The second approach is based on the json.net object tree API (Parent, Ancestors, Descendants, etc. etc.). The algorithm traverses the tree and removes paths that are not "whitelisted". I find that approach much easier and much less error-prone as well as supporting the wide range of cases "in one go".
The algorithm I have implemented is in many points similar to the second answer but, I think, is much easier in implementation and understanding. Also, I don't think it is worse in its performance.
public static class JsonExtensions
{
public static TJToken RemoveAllExcept<TJToken>(this TJToken token, IEnumerable<string> paths) where TJToken : JContainer
{
HashSet<JToken> nodesToRemove = new(ReferenceEqualityComparer.Instance);
HashSet<JToken> nodesToKeep = new(ReferenceEqualityComparer.Instance);
foreach (var whitelistedToken in paths.SelectMany(token.SelectTokens))
TraverseTokenPath(whitelistedToken, nodesToRemove, nodesToKeep);
//In that case neither path from paths has returned any token
if (nodesToKeep.Count == 0)
{
token.RemoveAll();
return token;
}
nodesToRemove.ExceptWith(nodesToKeep);
foreach (var notWhitelistedNode in nodesToRemove)
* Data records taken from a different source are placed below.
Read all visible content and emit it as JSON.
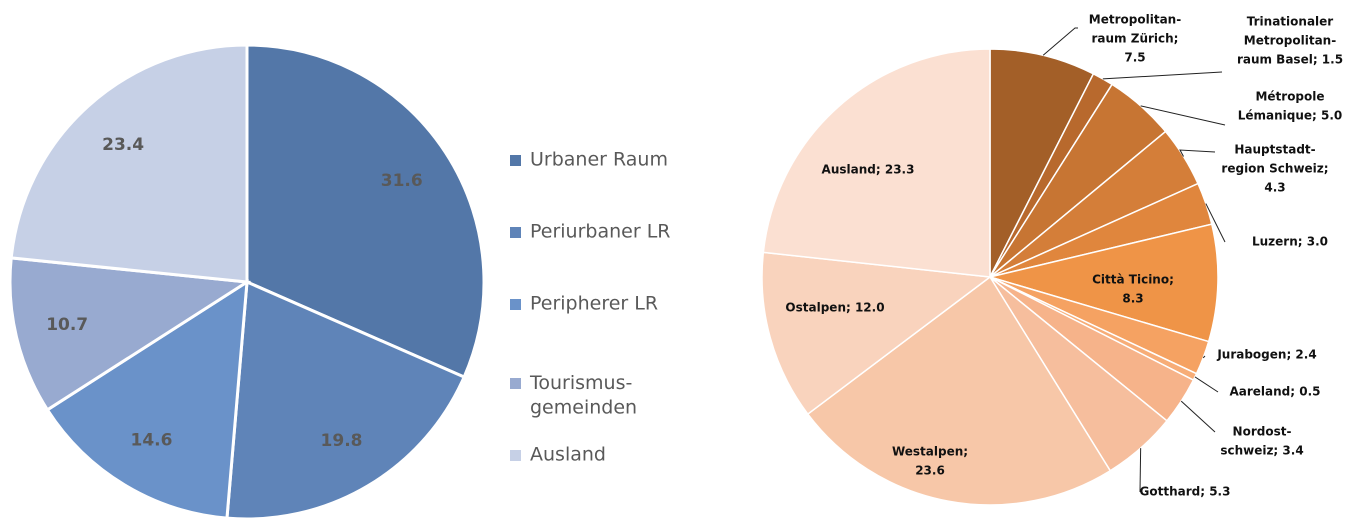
{
  "chart_data": [
    {
      "type": "pie",
      "categories": [
        "Urbaner Raum",
        "Periurbaner LR",
        "Peripherer LR",
        "Tourismus-\ngemeinden",
        "Ausland"
      ],
      "values": [
        31.6,
        19.8,
        14.6,
        10.7,
        23.4
      ],
      "colors": [
        "#5377a8",
        "#5f84b8",
        "#6a92c9",
        "#98aad0",
        "#c6d0e6"
      ],
      "legend": "right"
    },
    {
      "type": "pie",
      "values": [
        7.5,
        1.5,
        5.0,
        4.3,
        3.0,
        8.3,
        2.4,
        0.5,
        3.4,
        5.3,
        23.6,
        12.0,
        23.3
      ],
      "value_labels": [
        [
          "Metropolitan-",
          "raum Zürich;",
          "7.5"
        ],
        [
          "Trinationaler",
          "Metropolitan-",
          "raum Basel; 1.5"
        ],
        [
          "Métropole",
          "Lémanique; 5.0"
        ],
        [
          "Hauptstadt-",
          "region Schweiz;",
          "4.3"
        ],
        [
          "Luzern; 3.0"
        ],
        [
          "Città Ticino;",
          "8.3"
        ],
        [
          "Jurabogen; 2.4"
        ],
        [
          "Aareland; 0.5"
        ],
        [
          "Nordost-",
          "schweiz; 3.4"
        ],
        [
          "Gotthard; 5.3"
        ],
        [
          "Westalpen;",
          "23.6"
        ],
        [
          "Ostalpen; 12.0"
        ],
        [
          "Ausland; 23.3"
        ]
      ],
      "colors": [
        "#a35f28",
        "#b8692d",
        "#c77533",
        "#d47e39",
        "#e0863d",
        "#ef9447",
        "#f5a262",
        "#f7ad77",
        "#f6b38a",
        "#f6be9d",
        "#f7c7a8",
        "#f9d3bd",
        "#fbe0d2"
      ]
    }
  ]
}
notWhitelistedNode.Remove();
return token;
}
private static void TraverseTokenPath(JToken value, ISet<JToken> nodesToRemove, ISet<JToken> nodesToKeep)
{
JToken? immediateValue = value;
do
{
nodesToKeep.Add(immediateValue);
if (immediateValue.Parent is JObject or JArray)
{
foreach (var child in immediateValue.Parent.Children())
if (!ReferenceEqualityComparer.Instance.Equals(child, value))
nodesToRemove.Add(child);
}
immediateValue = immediateValue.Parent;
} while (immediateValue != null);
}
}
To compare the JToken instances it's necessary to use reference equality comparer since some of JToken types use "by value" comparison like JValue does. Otherwise, you could get buggy behaviour in some cases.
For example, having source JSON
{
"path2":{
"path2Inner2":[
"id",
"id"
]
}
}
and a path $..path2Inner2[0]
you will get the result JSON
{
"path2":{
"path2Inner2":[
"id",
"id"
]
}
}
instead of
{
"path2":{
"path2Inner2":[
"id"
]
}
}
As far as .net 5.0 is concerned the standard ReferenceEqualityComparer
can be used. If you use an earlier version of .net you might need to implement it.